Per verificare una Partita IVA extra-UE: identifica il paese, controlla lo standard del numero e usa registri ufficiali o servizi affidabili. Conserva prove della verifica per la tua diligenza fiscale.

  • Non esiste un registro mondiale: serve sapere il paese e lo schema nazionale del numero fiscale/IVA.
  • Per l’IVA italiana conta la qualificazione B2B/B2C e il luogo di imposizione (artt. 7-ter e 17, DPR 633/1972).
  • Conserva prove della verifica: stampe, schermate, attestazioni e scambi email con il referente estero.

Perché verificare una Partita IVA extra-UE

Verificare una Partita IVA extra-UE riduce rischi fiscali e commerciali. Confermi identità, operatività e coerenza dei dati. Eviti frodi e contestazioni su fatture e imposte.

La normativa IVA italiana impone fatture corrette e complete. L’art. 21 del DPR 633/1972 richiede dati identificativi chiari del cliente o fornitore. Se i dati sono errati, aumentano i rischi di sanzioni e indetraibilità.

Su operazioni con non residenti si applicano regole speciali. L’art. 7-ter del DPR 633/1972 definisce il luogo di tassazione dei servizi B2B. L’art. 17 disciplina il reverse charge. Devi quindi sapere se il tuo interlocutore è un soggetto passivo nel suo paese.

Rischi fiscali e sanzioni

Errori di qualifica del cliente estero possono portare a IVA non applicata o non assolta. Potresti dover regolarizzare con sanzioni e interessi. In casi gravi scatta la segnalazione per operazioni sospette.

Il professionista deve fare controlli ragionevoli (diligenza). Le basi sono nel DPR 633/1972 e, per i professionisti vigilati, negli obblighi antiriciclaggio del D.Lgs. 231/2007. Documentare i controlli è essenziale.

Come individuare il paese e lo standard del numero

Primo passo: individua il paese di emissione del numero.

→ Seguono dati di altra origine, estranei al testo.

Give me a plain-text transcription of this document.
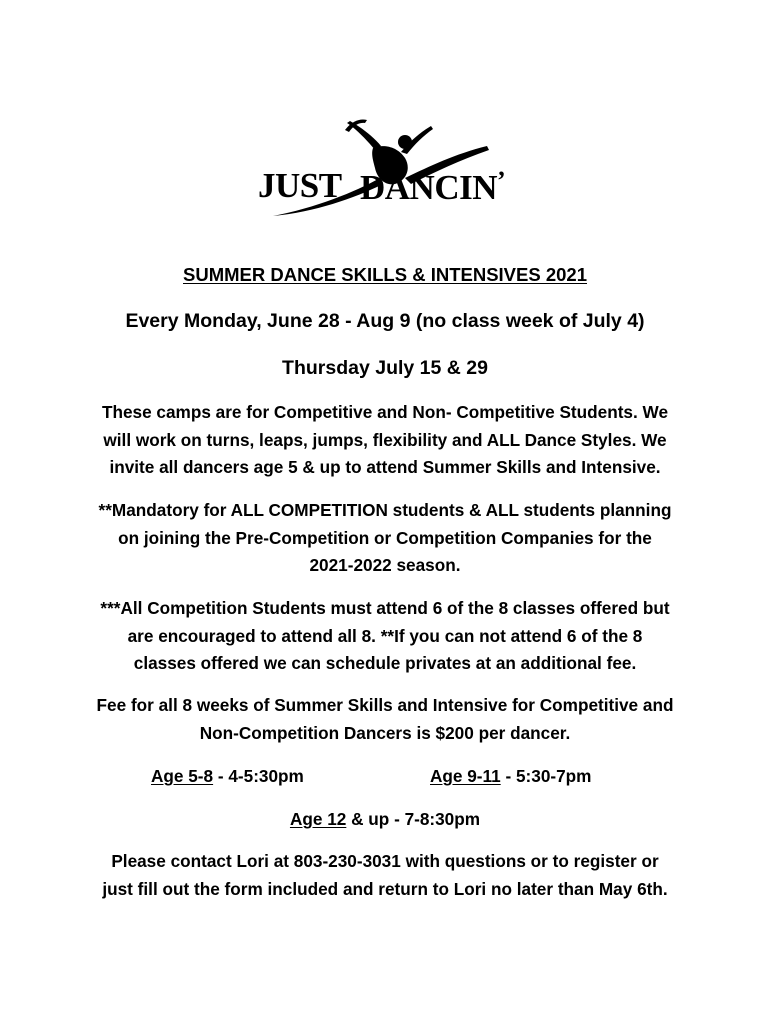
JUST DANCIN’
SUMMER DANCE SKILLS & INTENSIVES 2021
Every Monday, June 28 - Aug 9 (no class week of July 4)
Thursday July 15 & 29
These camps are for Competitive and Non- Competitive Students. We
will work on turns, leaps, jumps, flexibility and ALL Dance Styles. We
invite all dancers age 5 & up to attend Summer Skills and Intensive.
**Mandatory for ALL COMPETITION students & ALL students planning
on joining the Pre-Competition or Competition Companies for the
2021-2022 season.
***All Competition Students must attend 6 of the 8 classes offered but
are encouraged to attend all 8. **If you can not attend 6 of the 8
classes offered we can schedule privates at an additional fee.
Fee for all 8 weeks of Summer Skills and Intensive for Competitive and
Non-Competition Dancers is $200 per dancer.
Age 5-8 - 4-5:30pm	Age 9-11 - 5:30-7pm
Age 12 & up - 7-8:30pm
Please contact Lori at 803-230-3031 with questions or to register or
just fill out the form included and return to Lori no later than May 6th.
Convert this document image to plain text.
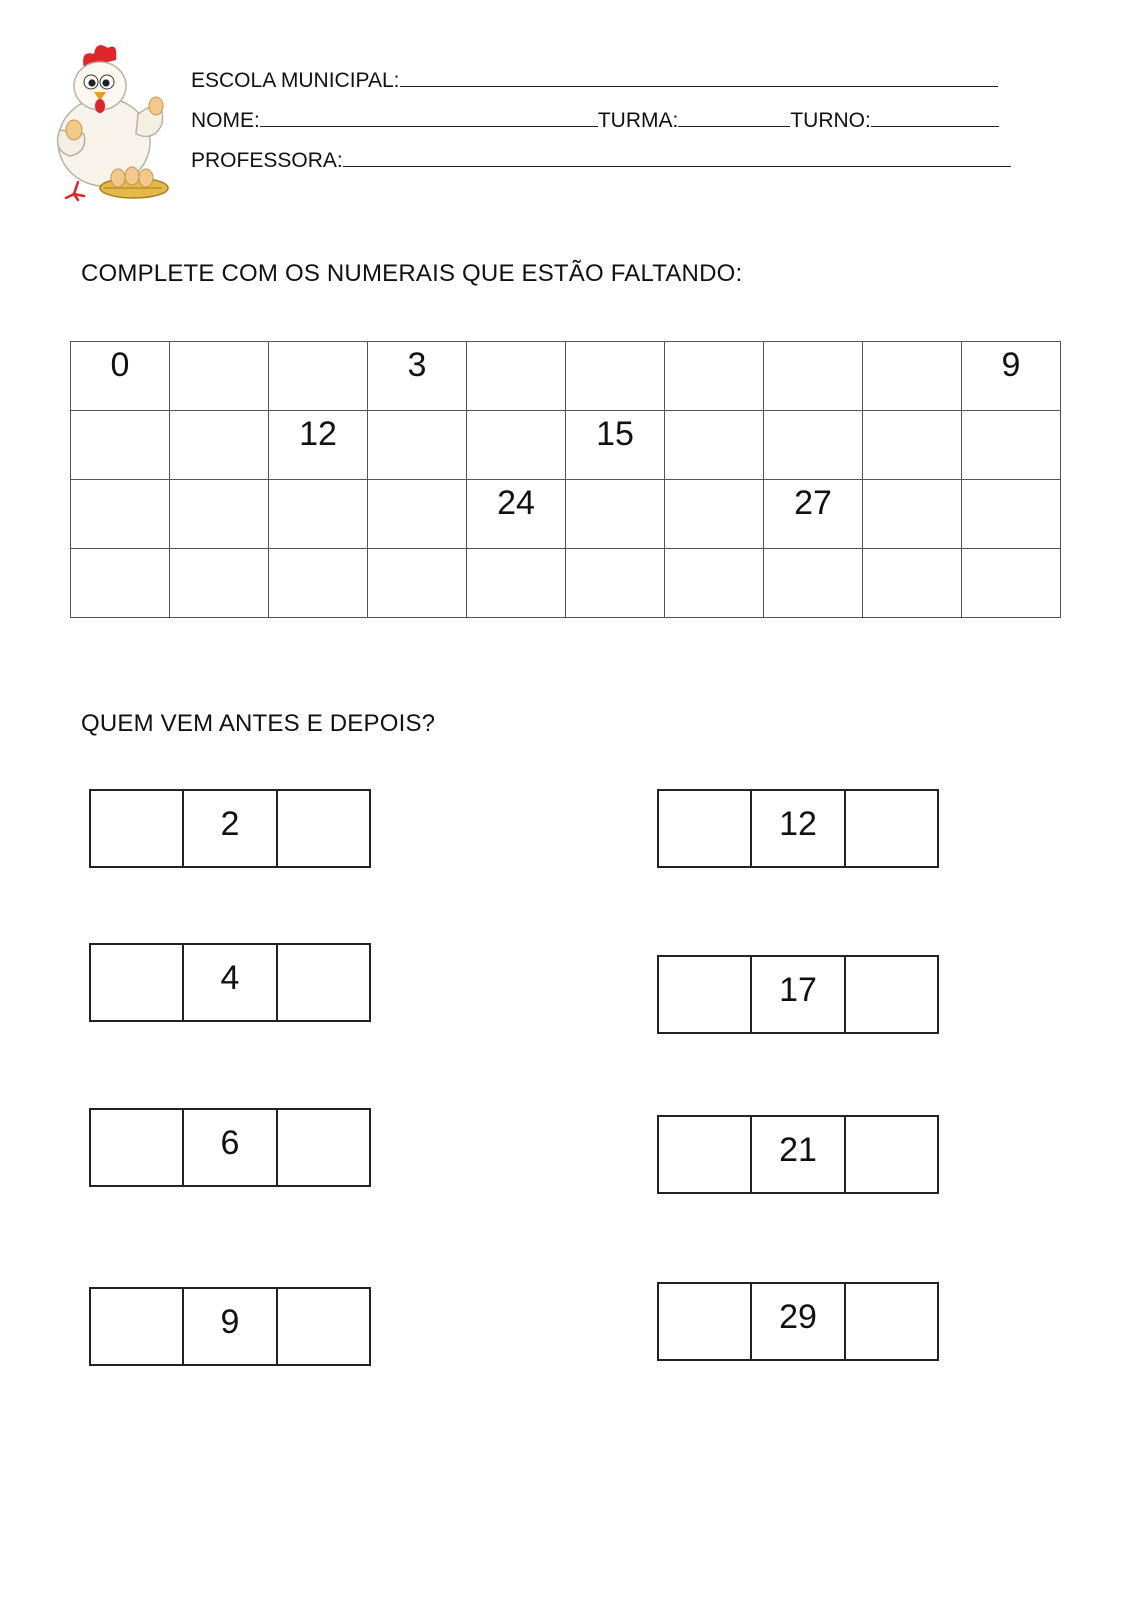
ESCOLA MUNICIPAL:
NOME:	TURMA:	TURNO:
PROFESSORA:
COMPLETE COM OS NUMERAIS QUE ESTÃO FALTANDO:
0			3						9

		12			15				

				24			27		

QUEM VEM ANTES E DEPOIS?
2
4
6
9
12
17
21
29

Chiedi un documento ufficiale al cliente o fornitore. Può essere un certificato di registrazione fiscale o commerciale.

Secondo passo: verifica lo standard. Ogni paese usa formati e prefissi propri. Alcuni esempi utili ti aiutano a capire se il dato è plausibile.

Esempi pratici di formati nazionali

Regno Unito: numero IVA nazionale non più nel VIES. Formato tipico con prefisso GB e 9 cifre, a volte 12 per filiali. Fonte: HM Revenue and Customs.

Svizzera: UID formato CHE-xxx.xxx.xxx e suffisso IVA/TVA/IVA a seconda della lingua. Fonte: Amministrazione federale.

Australia: ABN di 11 cifre; la registrazione GST si controlla a partire dall’ABN. Fonte: Australian Business Register.

Brasile: CNPJ con 14 cifre per società; per persone fisiche esiste il CPF. La registrazione ai fini fiscali varia per stato e attività. Fonte: Receita Federal.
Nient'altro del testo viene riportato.